Sur les réseaux sociaux, l’inquiétant essor de fausses chirurgiennes esthétiques

Sur les réseaux sociaux, l’inquiétant essor de fausses chirurgiennes esthétiques

 Après le scandale des injections illégales, les professionnels de santé s’inquiètent de la recrudescence de fausses chirurgiennes esthétiques qui proposent leurs services sur les réseaux sociaux, au risque d’entraîner de graves complications chez leurs patientes.
Lipoaspiration du cou, du ventre ou des fesses: en deux, trois clics sur Instagram ou TikTok, des comptes apparaissent proposant des actes de chirurgie en toute illégalité.
« C’est terrifiant », s’indigne Jean-Baptiste Andreoletti, secrétaire général adjoint du syndicat national de chirurgie plastique reconstructrice et esthétique (SNCPRE).
Ces opérations esthétiques – qui doivent être réalisées par des professionnels – sont promues principalement par des femmes se faisant passer pour des « médecins » ou des « esthéticiennes ».
« Sur les vidéos, on les voir ouvrir, aspirer de la graisse via une canule et refermer, en prenant énormément de risques », alerte Jean-Baptiste Andreoletti.
Infections dues à l’absence de stérilisation du matériel, transmission de virus, nécroses des tissus « et des complications encore plus graves comme des hémorragies voire des décès », précise-t-il.
Selon lui, les professionnels auto-proclamés qui réalisent ces actes chirurgicaux sont les mêmes que ceux qui proposent des injections clandestines d’acide hyaluronique ou de botox depuis plusieurs années.
« Il y a un vrai mode opératoire: elles rabattent leur clientèle sur les réseaux sociaux, prennent les rendez-vous via Instagram, exigent un paiement à l’avance et ne communiquent le lieu qu’au dernier moment », détaille-t-il.
-Des vidéos manipulées-
Elles seraient une petite dizaine à pratiquer illégalement la chirurgie, attirant leur clientèle avec des prix cassés et des vidéos avant/après assez impressionnantes.
« La plupart des vidéos sont manipulées, proviennent de différents patients, ou utilisent un produit pour marquer davantage la différence. Ça nous décrédibilise totalement », s’indigne Alexandre Mertens, chirurgien esthétique et fondateur de la clinique Maison Yoko à Lyon.
D’après l’Ordre des médecins, les actes médicaux et chirurgicaux illégaux à visée esthétique connaissent une croissance inquiétante en France. En 2024, le nombre de signalements atteint un record de 128, contre 123 en 2023 et 62 en 2022.
« La progression est inquiétante, ça représente aujourd’hui un signalement tous les trois jours », souligne Claire Siret, présidente de la section santé publique du conseil national de l’Ordre des médecins.

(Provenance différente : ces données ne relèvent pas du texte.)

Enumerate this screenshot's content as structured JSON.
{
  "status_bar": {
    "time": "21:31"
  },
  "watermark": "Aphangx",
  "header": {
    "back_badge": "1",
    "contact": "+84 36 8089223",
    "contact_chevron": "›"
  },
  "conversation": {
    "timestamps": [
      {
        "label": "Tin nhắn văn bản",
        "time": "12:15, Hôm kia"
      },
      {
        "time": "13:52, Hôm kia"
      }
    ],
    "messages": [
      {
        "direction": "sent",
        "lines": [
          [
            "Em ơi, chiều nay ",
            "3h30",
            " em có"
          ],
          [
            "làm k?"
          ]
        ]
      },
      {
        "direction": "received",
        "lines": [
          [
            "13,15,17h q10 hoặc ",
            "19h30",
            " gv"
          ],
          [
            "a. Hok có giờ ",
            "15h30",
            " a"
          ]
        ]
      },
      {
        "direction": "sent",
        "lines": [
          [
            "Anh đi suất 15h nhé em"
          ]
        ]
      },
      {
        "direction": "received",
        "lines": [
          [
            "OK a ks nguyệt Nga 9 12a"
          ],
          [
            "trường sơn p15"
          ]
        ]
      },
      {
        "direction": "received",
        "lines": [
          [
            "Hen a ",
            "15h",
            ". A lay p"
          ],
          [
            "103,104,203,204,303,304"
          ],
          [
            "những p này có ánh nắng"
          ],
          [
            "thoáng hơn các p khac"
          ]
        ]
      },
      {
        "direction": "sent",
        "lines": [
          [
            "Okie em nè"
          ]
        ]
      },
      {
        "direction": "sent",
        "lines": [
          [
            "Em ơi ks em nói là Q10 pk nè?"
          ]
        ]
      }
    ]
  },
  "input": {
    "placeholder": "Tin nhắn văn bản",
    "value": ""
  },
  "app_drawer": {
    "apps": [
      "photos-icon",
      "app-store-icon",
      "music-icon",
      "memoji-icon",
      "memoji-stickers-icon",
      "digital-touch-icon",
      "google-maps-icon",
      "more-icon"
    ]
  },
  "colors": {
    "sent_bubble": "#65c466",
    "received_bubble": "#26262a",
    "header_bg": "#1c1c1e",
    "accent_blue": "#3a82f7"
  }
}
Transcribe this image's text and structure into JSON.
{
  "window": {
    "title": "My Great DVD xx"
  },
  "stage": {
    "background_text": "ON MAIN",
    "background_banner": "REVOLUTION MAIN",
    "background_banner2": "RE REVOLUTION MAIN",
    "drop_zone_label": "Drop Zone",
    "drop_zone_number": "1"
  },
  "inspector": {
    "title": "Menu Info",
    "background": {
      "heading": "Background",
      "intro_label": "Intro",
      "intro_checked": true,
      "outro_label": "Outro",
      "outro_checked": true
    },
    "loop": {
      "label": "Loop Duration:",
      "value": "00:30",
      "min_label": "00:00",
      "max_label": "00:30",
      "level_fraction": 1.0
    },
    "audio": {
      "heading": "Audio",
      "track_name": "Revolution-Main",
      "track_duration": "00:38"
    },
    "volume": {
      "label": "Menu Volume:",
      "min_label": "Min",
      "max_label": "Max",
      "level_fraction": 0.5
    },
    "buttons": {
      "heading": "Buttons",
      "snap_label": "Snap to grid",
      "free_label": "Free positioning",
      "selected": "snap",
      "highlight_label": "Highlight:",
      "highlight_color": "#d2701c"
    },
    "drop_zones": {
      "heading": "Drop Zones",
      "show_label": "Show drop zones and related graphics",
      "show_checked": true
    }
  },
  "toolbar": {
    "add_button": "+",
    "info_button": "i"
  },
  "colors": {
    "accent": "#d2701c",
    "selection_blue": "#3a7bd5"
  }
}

Pour tenter d’endiguer le phénomène des injections clandestines, les pouvoirs publics ont réglementé la vente par les pharmaciens des dispositifs à base d’acide hyaluronique injectable, en exigeant la présentation d’une prescription médicale.
« Cela a mis un petit coup de frein au business, mais c’est malheureusement très facile de s’en procurer sur Internet », regrette Jean-Baptiste Andreoletti.
-Produit star mais interdit-
Surtout, un autre produit semble avoir pris la relève: le « Lemon Bottle ».
Cette petite bouteille jaune citron est présentée comme une solution injectable de lipolyse, promettant de faire fondre les graisses des fesses, du ventre ou des cuisses. Problème: ce produit est interdit en France.
« Le plus inquiétant, c’est que l’on ne sait pas du tout ce qu’il y a dedans », s’insurge Éric Plot, président de la société française des chirurgiens esthétiques plasticiens (Sofcep).
L’institut suisse des produits thérapeutiques Swissmedic a mis en garde contre ce produit l’année dernière, révélant que sa composition différait d’un échantillon à un autre.
« Je suis alarmé de voir que des personnes jouent avec leur vie et peuvent avoir des complications qui vont leur laisser des mutilations esthétiques », renchérit Éric Plot.
En effet, les chirurgiens interrogés assurent voir régulièrement des patientes souffrant de complications liées à un exercice illégal de la médecine.
« J’en vois toutes les semaines ! Des œdèmes au niveau des paupières, des lèvres complétements déformées, des nécroses au niveau de la joue… Et quand on conseille aux patientes de porter plainte, elles nous répondent qu’elles ont peur des représailles », relate Alexandre Mertens.
Plusieurs affaires d’injections illégales sont tout de même allés en justice. Rien qu’en janvier 2025, l’Ordre des médecins est en préparation de huit saisines du procureur pour exercice illégal de la médecine.
« Il faut être conscient qu’on a affaire à des arnaqueurs professionnels. Ils ne pensent pas aux victimes, leur seul but est de faire de l’argent », martèle Jean-Baptiste Andreoletti.